Finché, alla fine, arrivò un topolino. Piccolo, veloce e scaltro, si fermò sotto la finestra e alzò il musetto.
— “Cumnare Iattaradd, che fai alla finestra?”
— “Mi voglio maritare!”
— “Mi vuoi a me?”
— “Fammi sentire che voce hai.”
— “Squitt! Squitt!”
La gatta sorrise, lanciò un’occhiata al suo bel fiocco rosso e disse:
— “Vieni, vieni, vieni! Sali su, che ti voglio ‘n coppa!”
E così si sposarono.
La pentola del destino
Il giorno dopo il matrimonio, era domenica, e Cumnare Iattaradd si preparava per andare a messa. Prima di uscire, disse al marito:
— “Io vado in chiesa, tu ogni tanto gira il tegame, mi raccomando.”
Il topolino annuì, fiero del suo compito.

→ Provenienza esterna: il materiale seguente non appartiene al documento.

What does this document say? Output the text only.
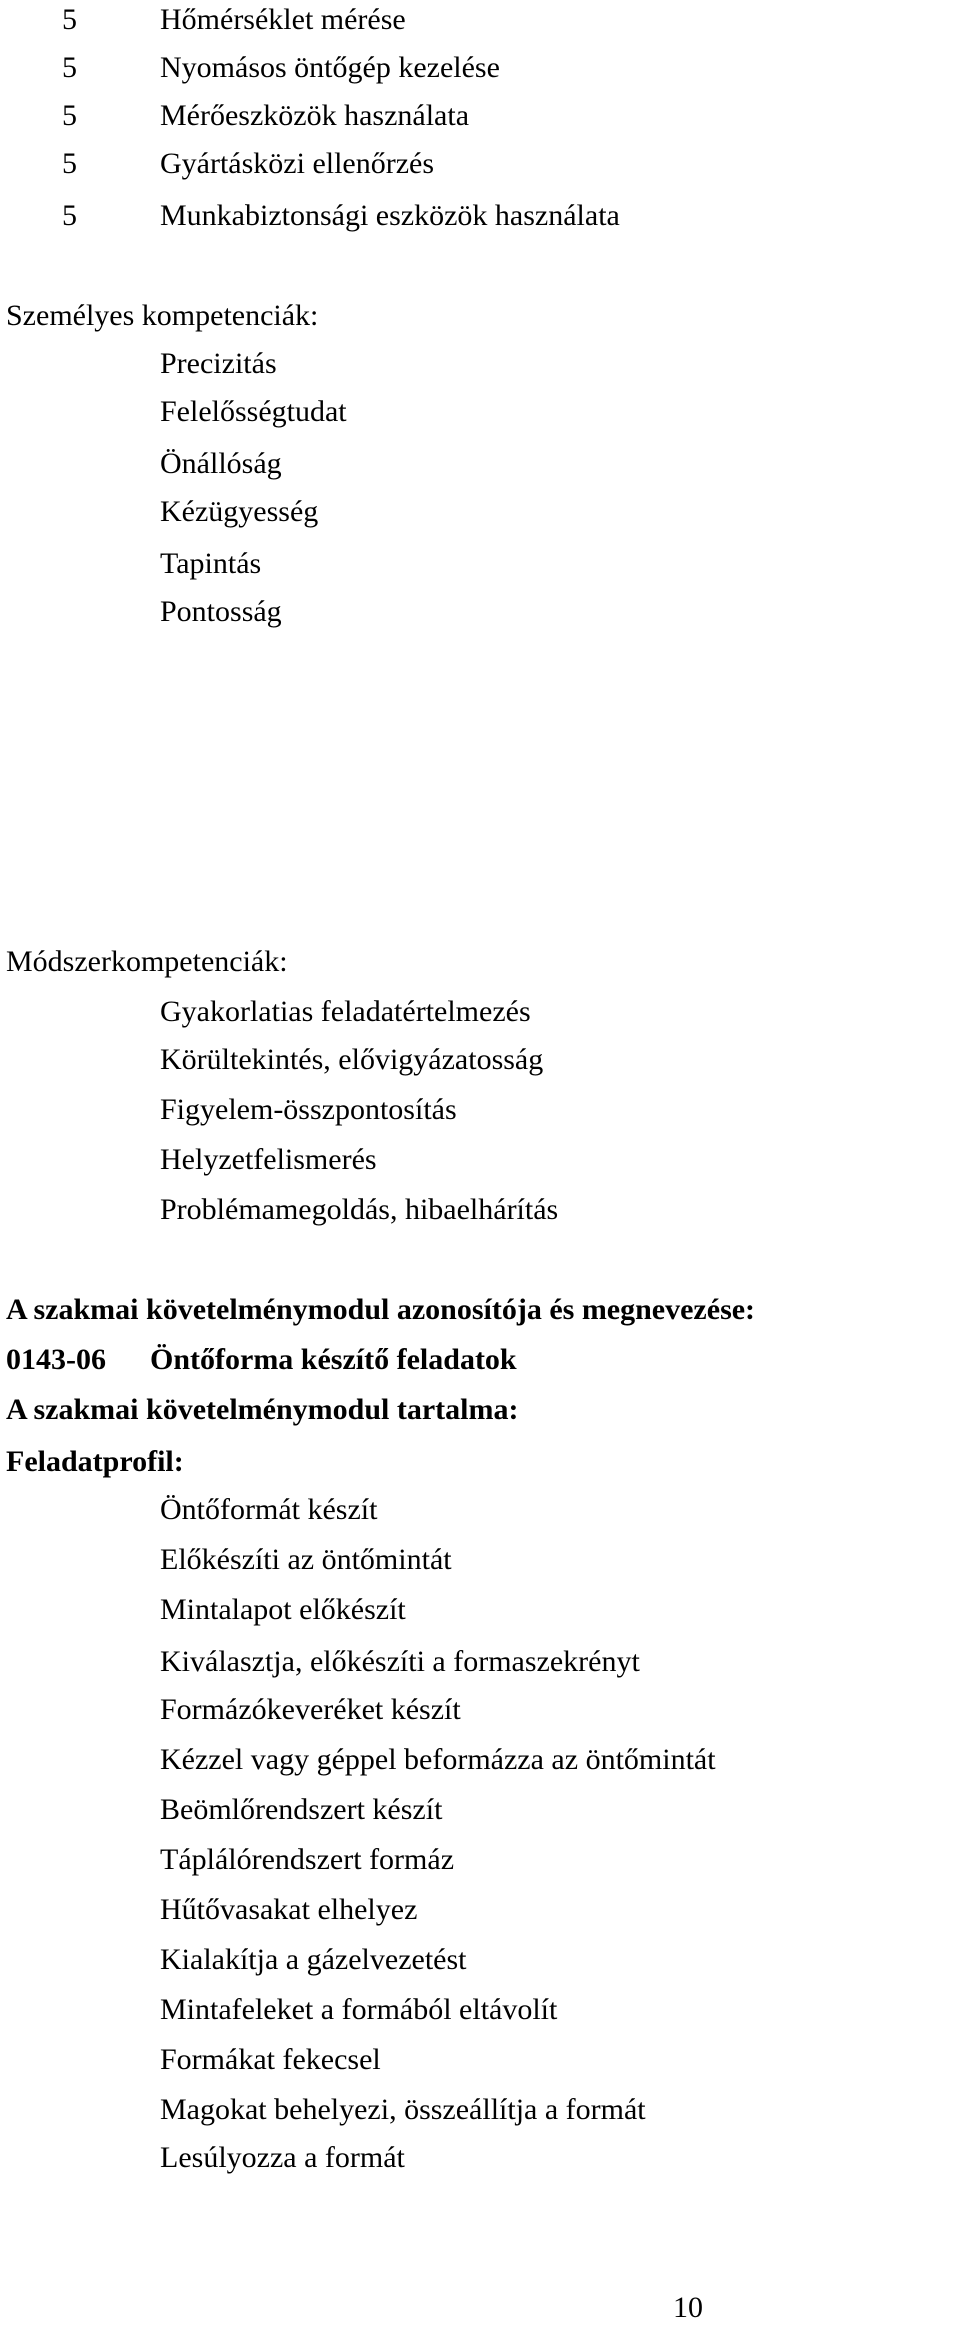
5	Hőmérséklet mérése
5	Nyomásos öntőgép kezelése
5	Mérőeszközök használata
5	Gyártásközi ellenőrzés
5	Munkabiztonsági eszközök használata
Személyes kompetenciák:
Precizitás
Felelősségtudat
Önállóság
Kézügyesség
Tapintás
Pontosság
Módszerkompetenciák:
Gyakorlatias feladatértelmezés
Körültekintés, elővigyázatosság
Figyelem-összpontosítás
Helyzetfelismerés
Problémamegoldás, hibaelhárítás
A szakmai követelménymodul azonosítója és megnevezése:
0143-06 Öntőforma készítő feladatok
A szakmai követelménymodul tartalma:
Feladatprofil:
Öntőformát készít
Előkészíti az öntőmintát
Mintalapot előkészít
Kiválasztja, előkészíti a formaszekrényt
Formázókeveréket készít
Kézzel vagy géppel beformázza az öntőmintát
Beömlőrendszert készít
Táplálórendszert formáz
Hűtővasakat elhelyez
Kialakítja a gázelvezetést
Mintafeleket a formából eltávolít
Formákat fekecsel
Magokat behelyezi, összeállítja a formát
Lesúlyozza a formát
10
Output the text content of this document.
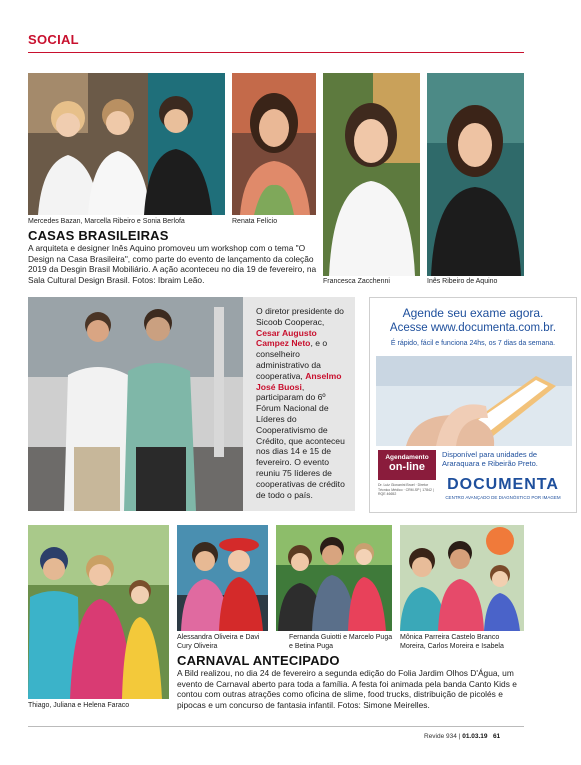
SOCIAL
Mercedes Bazan, Marcella Ribeiro e Sonia Berlofa	Renata Felício
Francesca Zacchenni	Inês Ribeiro de Aquino
CASAS BRASILEIRAS
A arquiteta e designer Inês Aquino promoveu um workshop com o tema "O Design na Casa Brasileira", como parte do evento de lançamento da coleção 2019 da Desgin Brasil Mobiliário. A ação aconteceu no dia 19 de fevereiro, na Sala Cultural Design Brasil. Fotos: Ibraim Leão.
O diretor presidente do Sicoob Cooperac, Cesar Augusto Campez Neto, e o conselheiro administrativo da cooperativa, Anselmo José Buosi, participaram do 6º Fórum Nacional de Líderes do Cooperativismo de Crédito, que aconteceu nos dias 14 e 15 de fevereiro. O evento reuniu 75 líderes de cooperativas de crédito de todo o país.
Agende seu exame agora.
Acesse www.documenta.com.br.
É rápido, fácil e funciona 24hs, os 7 dias da semana.
Agendamento
on-line
Disponível para unidades de Araraquara e Ribeirão Preto.
Dr. Luiz Giovanini Bruel · Diretor Técnico Médico · CRM-SP | 17842 | RQE 46652
DOCUMENTA
CENTRO AVANÇADO DE DIAGNÓSTICO POR IMAGEM
Alessandra Oliveira e Davi Cury Oliveira
Fernanda Guiotti e Marcelo Puga e Betina Puga
Mônica Parreira Castelo Branco Moreira, Carlos Moreira e Isabela
Thiago, Juliana e Helena Faraco
CARNAVAL ANTECIPADO
A Bild realizou, no dia 24 de fevereiro a segunda edição do Folia Jardim Olhos D'Água, um evento de Carnaval aberto para toda a família. A festa foi animada pela banda Canto Kids e contou com outras atrações como oficina de slime, food trucks, distribuição de picolés e pipocas e um concurso de fantasia infantil. Fotos: Simone Meirelles.
Revide 934 | 01.03.19 61
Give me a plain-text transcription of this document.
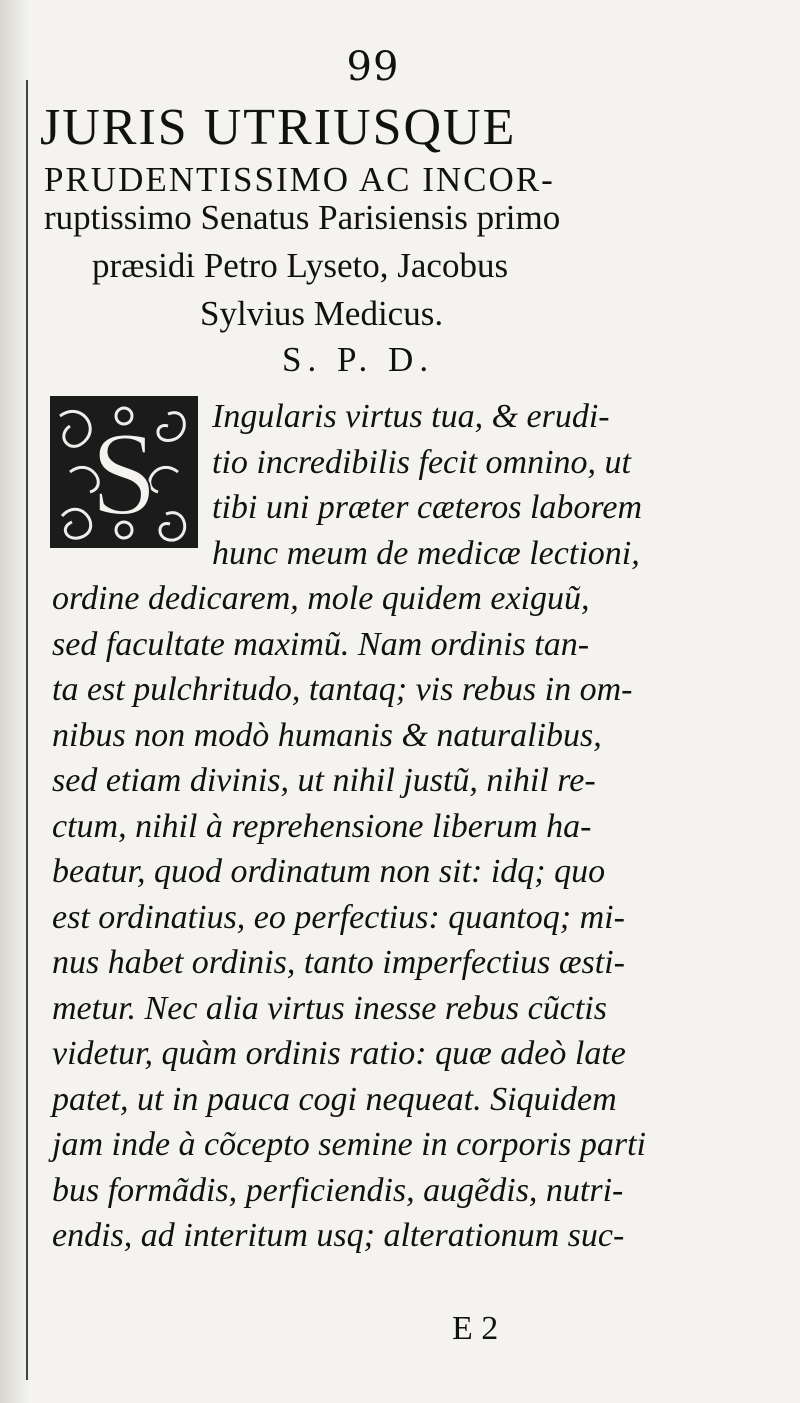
99
JURIS UTRIUSQUE
PRUDENTISSIMO AC INCOR-
ruptissimo Senatus Parisiensis primo
præsidi Petro Lyseto, Jacobus
Sylvius Medicus.
S. P. D.
S Ingularis virtus tua, & erudi-
tio incredibilis fecit omnino, ut
tibi uni præter cæteros laborem
hunc meum de medicæ lectioni,
ordine dedicarem, mole quidem exiguũ,
sed facultate maximũ. Nam ordinis tan-
ta est pulchritudo, tantaq; vis rebus in om-
nibus non modò humanis & naturalibus,
sed etiam divinis, ut nihil justũ, nihil re-
ctum, nihil à reprehensione liberum ha-
beatur, quod ordinatum non sit: idq; quo
est ordinatius, eo perfectius: quantoq; mi-
nus habet ordinis, tanto imperfectius æsti-
metur. Nec alia virtus inesse rebus cũctis
videtur, quàm ordinis ratio: quæ adeò late
patet, ut in pauca cogi nequeat. Siquidem
jam inde à cõcepto semine in corporis parti
bus formãdis, perficiendis, augẽdis, nutri-
endis, ad interitum usq; alterationum suc-
E 2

Ma mentre mescolava il sugo con il mestolo, gli sfuggì di mano e cadde nella pentola. Nel tentativo di riprenderlo, si sporse troppo e... splash!, scivolò dentro anche lui.
Quando la gatta tornò e non lo trovò, lo cercò dappertutto.
— “Marito mio! Dove sei?”
Nessuna risposta. Alla fine, rassegnata, disse:
— “Chissà dove sarà andato... fammi mangiare, è tardi.”
Ma quando prese il sugo per condire la pasta, lo vide. Si fermò, sbarrò gli occhi e disse:
— “Oh! Ecco dov'eri finito! Non ti trovavo più... sei andato a finire qui dentro!”
E, senza pensarci troppo, si servì la pasta e cominciò a mangiare.
— “Oh, quanto è buono il marito mio..! Oh, quanto è buono il marito mio...”
Qual è il significato della favola di Cumnare Iattaradd?
La favola di Cumnare Iattaradd è un racconto della tradizione popolare pugliese che unisce ironia e saggezza. Attraverso la storia della gatta vanitosa che cerca marito, insegna che non sempre ciò che desideriamo si rivela la scelta migliore. Il finale beffardo, con il topolino che finisce nel sugo, riflette il senso di fatalismo tipico della cultura contadina: la vita è imprevedibile e spesso gioca scherzi inaspettati.
La magia delle favole popolari pugliesi
Le favole come Cumnare Iattaradd ci ricordano un tempo in cui le storie non si leggevano, ma si ascoltavano, tramandate da nonni e genitori nelle lunghe sere d'inverno. Ogni racconto aveva la sua ironia, un insegnamento nascosto e una capacità unica di far sorridere e riflettere. Nel folclore pugliese, gli animali parlanti sono protagonisti di storie che mescolano astuzia, destino e semplicità. La gatta vanitosa, il topolino furbo e il finale imprevedibile rispecchiano quella saggezza popolare che trasformava la vita quotidiana in racconti da tramandare.
Una favola che cambia a ogni racconto
Come accade spesso nelle favole della tradizione orale, chi le narrava poteva scegliere gli animali da far passare sotto la finestra della gatta. Ogni volta la storia assumeva sfumature diverse, rendendo il racconto unico e sempre sorprendente.